How much time should I spend reading each answer? Should I read all responses from one person before moving onto others? It depends entirely on how much time you have and how many responses you're actually getting. If it's just a handful then go ahead and read all of them as quickly as possible, but if there are hundreds or thousands then try to slow down your reading speed so that you can take the time to properly digest each answer and decide whether or not it is something useful for future content!


As always I like to keep things organized by marking every response with either one (this is helpful information!) two (useful feedback) or three (good advice).


When responding back it's important that you don't dismiss anything anyone has said because everyone has their own unique way of thinking which means they may come up with different ideas than what we would do in certain situations.

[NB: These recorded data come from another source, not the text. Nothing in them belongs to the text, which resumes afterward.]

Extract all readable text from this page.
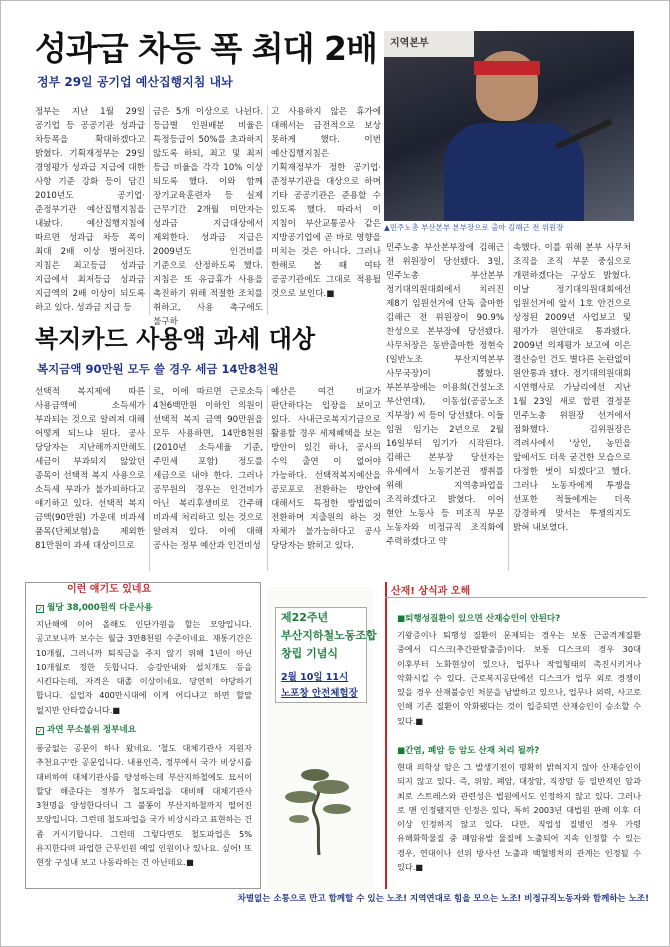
성과급 차등 폭 최대 2배
정부 29일 공기업 예산집행지침 내놔
정부는 지난 1월 29일 공기업 등 공공기관 성과급 차등폭을 확대하겠다고 밝혔다. 기획재정부는 29일 경영평가 성과급 지급에 대한 사항 기준 강화 등이 담긴 2010년도 공기업·준정부기관 예산집행지침을 내놨다. 예산집행지침에 따르면 성과급 차등 폭이 최대 2배 이상 벌어진다. 지침은 최고등급 성과금 지급에서 최저등급 성과금 지급액의 2배 이상이 되도록 하고 있다. 성과금 지급 등
금은 5개 이상으로 나뉜다. 등급별 인원배분 비율은 특정등급이 50%를 초과하지 않도록 하되, 최고 및 최저 등급 비율을 각각 10% 이상 되도록 했다. 이와 함께 장기교육훈련자 등 실제 근무기간 2개월 미만자는 성과금 지급대상에서 제외한다. 성과금 지급은 2009년도 인건비를 기준으로 산정하도록 했다. 지침은 또 유급휴가 사용을 촉진하기 위해 적절한 조치를 취하고, 사용 촉구에도 불구하
고 사용하지 않은 휴가에 대해서는 금전적으로 보상 못하게 했다. 이번 예산집행지침은 기획재정부가 정한 공기업·준정부기관을 대상으로 하며 기타 공공기관은 준용할 수 있도록 했다. 따라서 이 지침이 부산교통공사 같은 지방공기업에 곧 바로 영향을 미치는 것은 아니다. 그러나 한해로 볼 때 여타 공공기관에도 그대로 적용될 것으로 보인다.■
지역본부
▲민주노총 부산본부 본부장으로 출마 김해근 전 위원장
민주노총 부산본부장에 김해근 전 위원장이 당선됐다. 3일, 민주노총 부산본부 정기대의원대회에서 치러진 제8기 임원선거에 단독 출마한 김해근 전 위원장이 90.9% 찬성으로 본부장에 당선됐다. 사무처장은 동반출마한 정현숙(일반노조 부산지역본부 사무국장)이 뽑혔다. 부본부장에는 이용희(건설노조 부산연대), 이동섭(공공노조 지부장) 씨 등이 당선됐다. 이들 임원 임기는 2년으로 2월 16일부터 임기가 시작된다. 김해근 본부장 당선자는 유세에서 노동기본권 쟁취를 위해 지역총파업을 조직하겠다고 밝혔다. 이어 현안 노동사 등 미조직 부문 노동자와 비정규직 조직화에 주력하겠다고 약
속했다. 이를 위해 본부 사무처 조직을 조직 부문 중심으로 개편하겠다는 구상도 밝혔다. 이날 정기대의원대회에선 임원선거에 앞서 1호 안건으로 상정된 2009년 사업보고 및 평가가 원안대로 통과됐다. 2009년 의제평가 보고에 이은 결산승인 건도 별다른 논란없이 원안통과 됐다. 정기대의원대회 시연행사로 가남리에선 지난 1월 23일 새로 합편 결정문 민주노총 위원장 선거에서 점화했다. 김위원장은 격려사에서 '상인, 농민을 앞에서도 더욱 굳건한 모습으로 다정한 벗이 되겠다'고 했다. 그러나 노동자에게 투쟁을 선포한 적들에게는 더욱 강경하게 맞서는 투쟁의지도 밝혀 내보였다.
복지카드 사용액 과세 대상
복지금액 90만원 모두 쓸 경우 세금 14만8천원
선택적 복지제에 따른 사용금액에 소득세가 부과되는 것으로 알려져 대해 어떻게 되느냐 된다. 공사 당당자는 지난해까지만해도 세금이 부과되지 않았던 종목이 선택적 복지 사용으로 소득세 부과가 불가피하다고 얘기하고 있다. 선택적 복지 금액(90만원) 가운데 비과세 품목(단체보험)을 제외한 81만원이 과세 대상이므로
로, 이에 따르면 근로소득 4천6백만원 이하인 의원이 선택적 복지 금액 90만원을 모두 사용하면, 14만8천원(2010년 소득세율 기준, 주민세 포함) 정도를 세금으로 내야 한다. 그러나 공무원의 경우는 인건비가 아닌 복리후생비로 간주해 비과세 처리하고 있는 것으로 알려져 있다. 이에 대해 공사는 정부 예산과 인건비성
예산은 여건 비교가 판단하다는 입장을 보이고 있다. 사내근로복지기금으로 활용할 경우 세제혜택을 보는 방안이 있긴 하나, 공사의 수익 출연 이 없어야 가능하다. 선택적복지예산을 공로포로 전환하는 방안에 대해서도 특정한 방법없이 전환하며 지출원의 하는 것 자체가 불가능하다고 공사 당당자는 밝히고 있다.
✓ 월당 38,000원씩 다운사용
지난해에 이어 올해도 인단가원을 할는 모양입니다. 공고보니까 보수는 월급 3만8천원 수준이네요. 재통기간은 10개월, 그러니까 퇴직금을 주지 않기 위해 1년이 아닌 10개월로 정한 듯합니다. 승강안내와 설치개도 등을 시킨다는데, 자격은 대졸 이상이네요. 당연히 야당하기 합니다. 실업자 400만시대에 이게 어디냐고 하면 할말 없지만 안타깝습니다.■
✓ 과연 무소불위 정부네요
퐁궁없는 공문이 하나 왔네요. '철도 대체기관사 지원자 추천요구'란 공문입니다. 내용인즉, 정부에서 국가 비상시를 대비하여 대체기관사를 양성하는데 부산지하철에도 묘서이 할당 해준다는 정부가 철도파업을 대비해 대체기관사 3천명을 양성한다더니 그 불똥이 부산지하철까지 떨어진 모양입니다. 그런데 철도파업을 국가 비상시라고 표현하는 건 좀 거시기합니다. 그런데 그렇다면도 철도파업은 5% 유지한다며 파업한 근무인원 예일 인원이나 있나요. 싶어! 또 현장 구성내 보고 나동라하는 건 아닌데요.■
이런 얘기도 있네요
제22주년
부산지하철노동조합
창립 기념식
2월 10일 11시
노포창 안전체험장
■퇴행성질환이 있으면 산재승인이 안된다?
기왕증이나 퇴행성 질환이 문제되는 경우는 보통 근골격계질환 중에서 디스크(추간판탈출증)이다. 보통 디스크의 경우 30대 이후부터 노화현상이 있으나, 업무나 작업형태의 촉진시키거나 악화시킬 수 있다. 근로복지공단에선 디스크가 업무 외로 경쟁이 있을 경우 산재불승인 처분을 남발하고 있으나, 업무나 외력, 사고로 인해 기존 질환이 악화됐다는 것이 입증되면 산재승인이 승소할 수 있다.■
■간염, 폐암 등 암도 산재 처리 될까?
현대 의학상 암은 그 발생기전이 명확히 밝혀지지 않아 산재승인이 되지 않고 있다. 즉, 위암, 폐암, 대장암, 직장암 등 일반적인 암과 최로 스트레스와 관련성은 법원에서도 인정하지 않고 있다. 그러나 로 맨 인정됐지만 인정은 있다, 특히 2003년 대법원 판례 이후 더 이상 인정하지 않고 있다. 다만, 직업성 질병인 경우 가령 유해화학물질 중 폐암유발 물질에 노출되어 지속 인정할 수 있는 경우, 연대이나 선위 방사선 노출과 백혈병처의 관계는 인정될 수 있다.■
산재! 상식과 오해
차별없는 소통으로 만고 함께할 수 있는 노조! 지역연대로 힘을 모으는 노조! 비정규직노동자와 함께하는 노조!
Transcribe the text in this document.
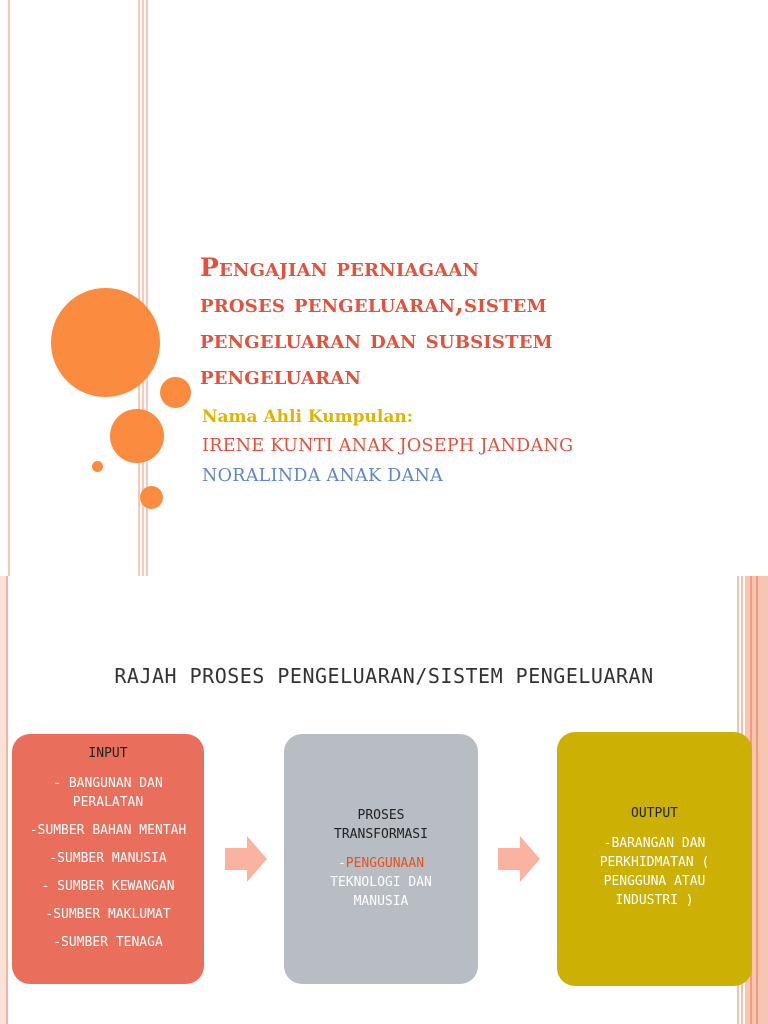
Pengajian perniagaan
proses pengeluaran,sistem
pengeluaran dan subsistem
pengeluaran
Nama Ahli Kumpulan:
IRENE KUNTI ANAK JOSEPH JANDANG
NORALINDA ANAK DANA
RAJAH PROSES PENGELUARAN/SISTEM PENGELUARAN
INPUT
- BANGUNAN DAN PERALATAN
-SUMBER BAHAN MENTAH
-SUMBER MANUSIA
- SUMBER KEWANGAN
-SUMBER MAKLUMAT
-SUMBER TENAGA
PROSES
TRANSFORMASI
-PENGGUNAAN
TEKNOLOGI DAN
MANUSIA
OUTPUT
-BARANGAN DAN
PERKHIDMATAN (
PENGGUNA ATAU
INDUSTRI )
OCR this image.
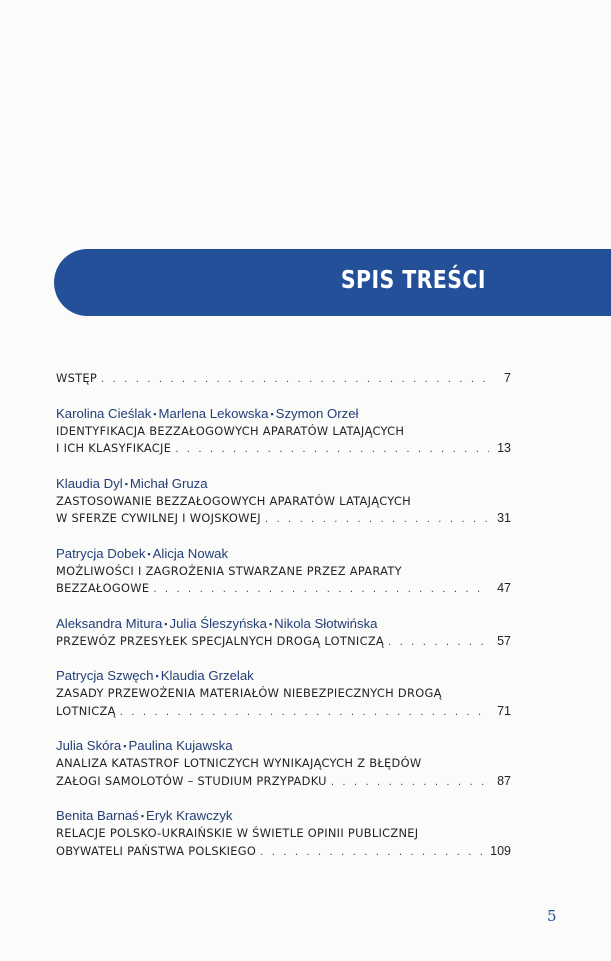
SPIS TREŚCI
WSTĘP . . .	7
Karolina Cieślak ▪ Marlena Lekowska ▪ Szymon Orzeł
IDENTYFIKACJA BEZZAŁOGOWYCH APARATÓW LATAJĄCYCH
I ICH KLASYFIKACJE . . .	13
Klaudia Dyl ▪ Michał Gruza
ZASTOSOWANIE BEZZAŁOGOWYCH APARATÓW LATAJĄCYCH
W SFERZE CYWILNEJ I WOJSKOWEJ . . .	31
Patrycja Dobek ▪ Alicja Nowak
MOŻLIWOŚCI I ZAGROŻENIA STWARZANE PRZEZ APARATY
BEZZAŁOGOWE . . .	47
Aleksandra Mitura ▪ Julia Śleszyńska ▪ Nikola Słotwińska
PRZEWÓZ PRZESYŁEK SPECJALNYCH DROGĄ LOTNICZĄ . . .	57
Patrycja Szwęch ▪ Klaudia Grzelak
ZASADY PRZEWOŻENIA MATERIAŁÓW NIEBEZPIECZNYCH DROGĄ
LOTNICZĄ . . .	71
Julia Skóra ▪ Paulina Kujawska
ANALIZA KATASTROF LOTNICZYCH WYNIKAJĄCYCH Z BŁĘDÓW
ZAŁOGI SAMOLOTÓW – STUDIUM PRZYPADKU . . .	87
Benita Barnaś ▪ Eryk Krawczyk
RELACJE POLSKO-UKRAIŃSKIE W ŚWIETLE OPINII PUBLICZNEJ
OBYWATELI PAŃSTWA POLSKIEGO . . .	109
5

That means that even if someone gives you feedback which doesn't match up with how your blog is run or what other readers are saying, it's still important to listen because they might have a different perspective on the situation! For example, some people may say "I really like this latest post about nutrition" while others say "the last food-related article wasn't too useful." Either way both opinions need to be taken into consideration and acted upon accordingly.


For instance, I could see where these two comments were coming from so depending on my mood either edit the older one (if necessary) or write another related piece of content for next week instead! The most important part is figuring out why certain things aren't working well by taking into account what everyone has to say and then applying it accordingly.


This is just a small example of how you can use feedback from blog readers to improve your content creation process so I hope these tips help!


If anyone else has any advice on this topic or anything related, please feel free to leave it in the comments below as well as where you think others might be able to find out more information about getting regular reader feedback for their blogs!


About Me: The easiest way is by using sidebars because those are typically much smaller than other areas such as headers which means people won't notice them unless they're looking through every part of your site (which most aren't!). You could also ask directly if someone would like some sort of contact form for feedback purposes but it's always good to have options.